Raised to look at things first through a spiritual lens, I considered myself spiritually sick. I believed depression was a disease of my soul. And so for help, I turned to my emotionally healthy Christian friends to see what they thought of my antidepressants, if they thought I should take them, if they thought it was wrong to. 

They said I was right. This was a sickness of the soul. To try to turn to anything else, like meds, was like turning to a golden calf idol. “God’s love should be enough…” they said quietly. “Keep praying. Keep studying scripture. What if God is just waiting for you to quit smoking so you can feel the fullness of his love? Try that, see if it helps.”

And like most good Christians, they had testimonies to back it up. They told me about friends who God rescued out of grief. They told me about friends who went insane after taking antidepressants. They tried to give me hope, but I got trauma instead.

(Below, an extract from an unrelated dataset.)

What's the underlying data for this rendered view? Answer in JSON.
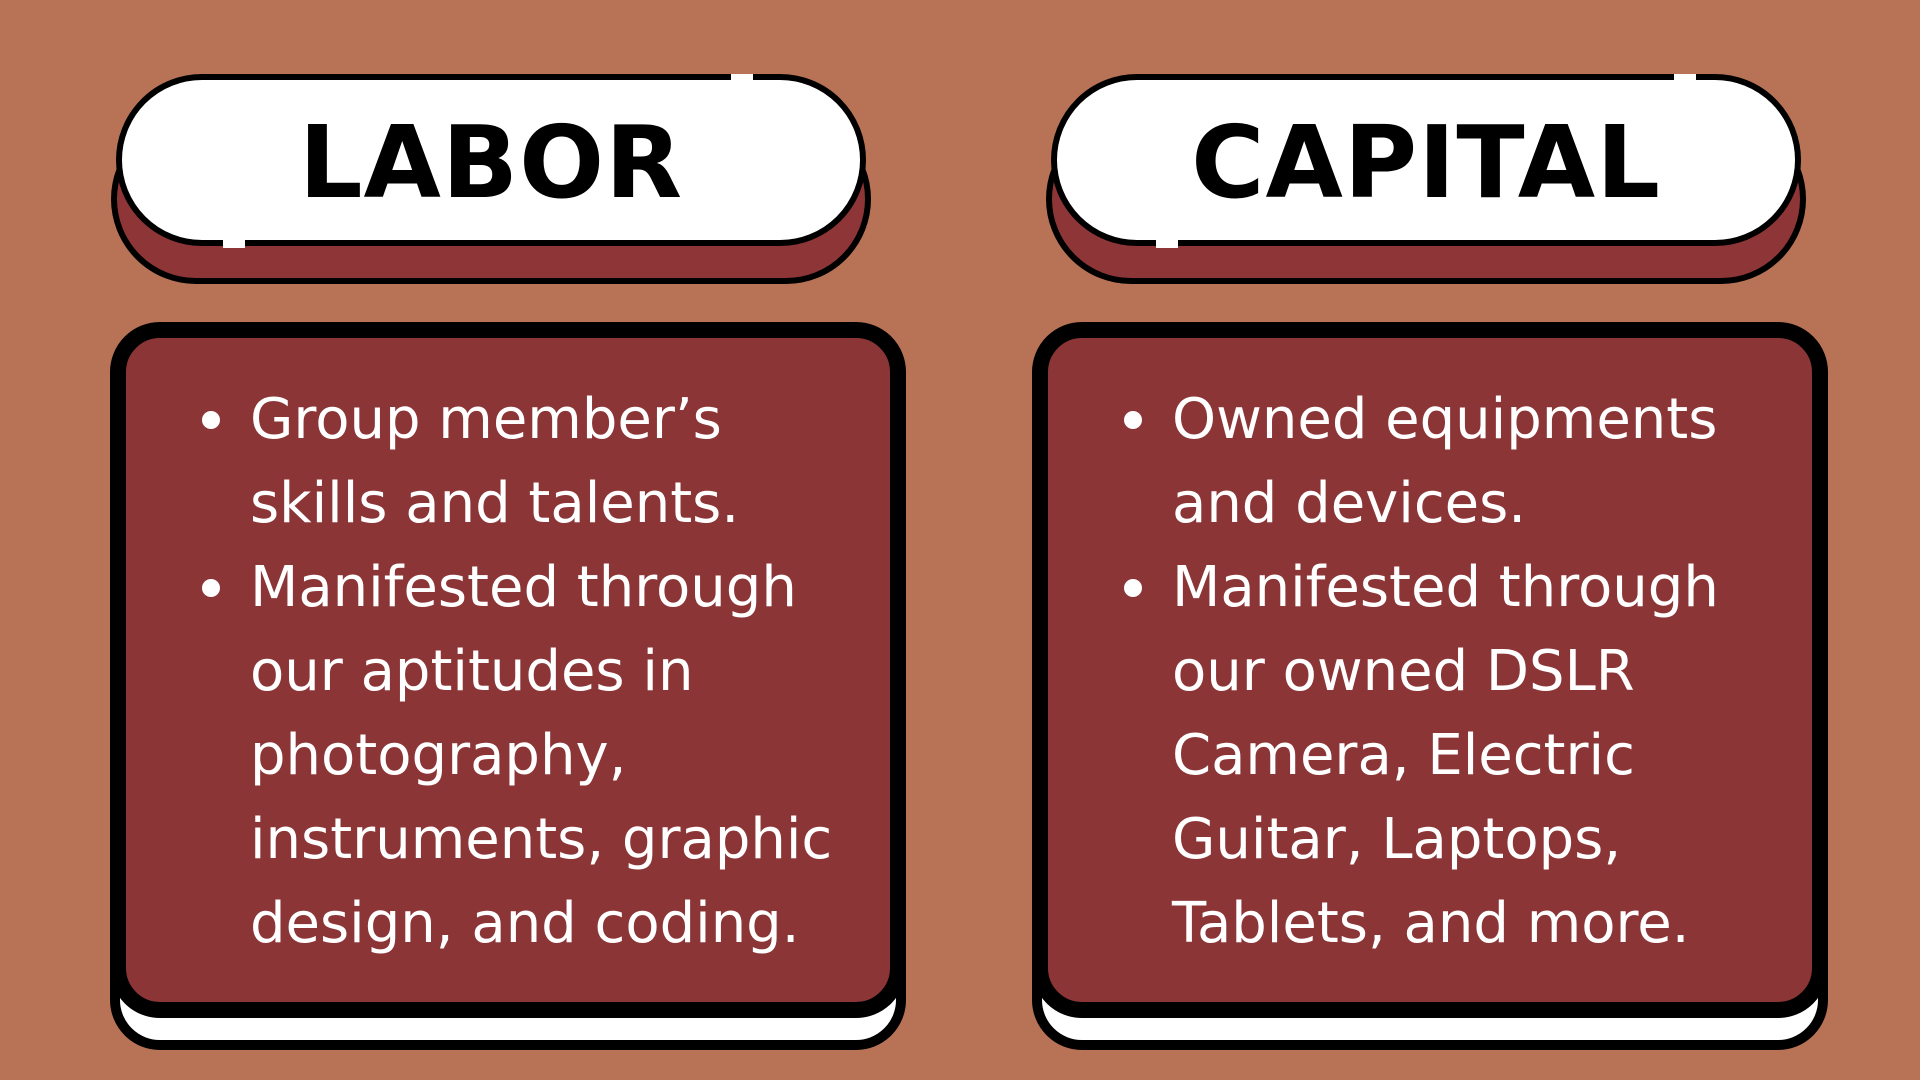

So, there I sat, in front of the terrifying open sea of the internet and I typed in my questions. I asked if it was okay with God that I take antidepressants. I asked if antidepressants make you crazy. And this is what I remember reading:

“The amount of sunlight you get in a day affects the chemical balance in your brain.”

Just a fact. Just information. Hardly the kind of quote you write on your bathroom mirror. In retrospect, it’s sort of strange how teary it made me.

But I think it’s because the writer wrote about depression and anxiety in a language I had never heard before. She opened the door into the world of the brain. She went on to discuss the inner workings of our minds, how malleable they are, how imbalanced they can become, how depression and anxiety require more than a DIY response. They require a whole new vocabulary. They are chemical: serotonin and dopamine and noradrenaline. They are genetic, passed on through our parents and grandparents. They are real ailments with physiological roots and they do not spring up because of a bad prayer life or a cynical attitude or some deep seed of moral depravity. They are illnesses and they need to be known as such. They need to be understood if they are to be helped, and simply understanding that as I sat there alone and cold in the basement demystified the mystery, diffused the fear.


I could breathe.


I popped in a pill and made a promise to myself keep doing the work and to reject the shame. This, I told myself, is an illness, not a failure.


As a Christian, I have been fascinated by the brain, how it works and how it goes wrong, how it all informs our experience of faith. As someone who has been companion to those that have walked these dark hallways, as someone who has gone mad in these dark hallways myself, I know how important it is to understand our wiring. I know how damaging it can be when we misidentify, misplace blame, tell a different story than the truthful one. When we are talking about matters of the mind, we are talking about matters of the heart and soul, and I believe only the truth will set these parts of us free.

This month is #Write31, a project for bloggers to publish something every day for thirty one days on one subject. I’ve barely written thirty-one words in the last month, and so to snap me out my apathy and get me back into the super fun discipline of brutal writing for public consumption, I have signed up.

And I’m going to talk about the Brain. Because I can. Because it fascinates me. Because I think it’s important to talk about.

I’m going to talk about mental health, yes, but I also want to talk about disequilibrium, the magical thing that happens when we learn something new or unlearn something we once believed. I want to explore the power of our mindset and the way we see the world, the way we reason and the reasons why. I want to talk about nature versus nurture, fight or flight, how our memory works, what concussions do. I want to talk about our intellect and our anger, and God’s hand in it all. There’s a good chance it’s going to be random.

I’m leaving this whole thing wide open for me. It’s a little scary, a little strange. I’ve never done anything like this before and I’ll be up front and say I already have one foot out the door, because the BRAIN, and because FALL IS BUSY, but I hope I can succeed in this little writing challenge. And I hope you’ll walk along with me.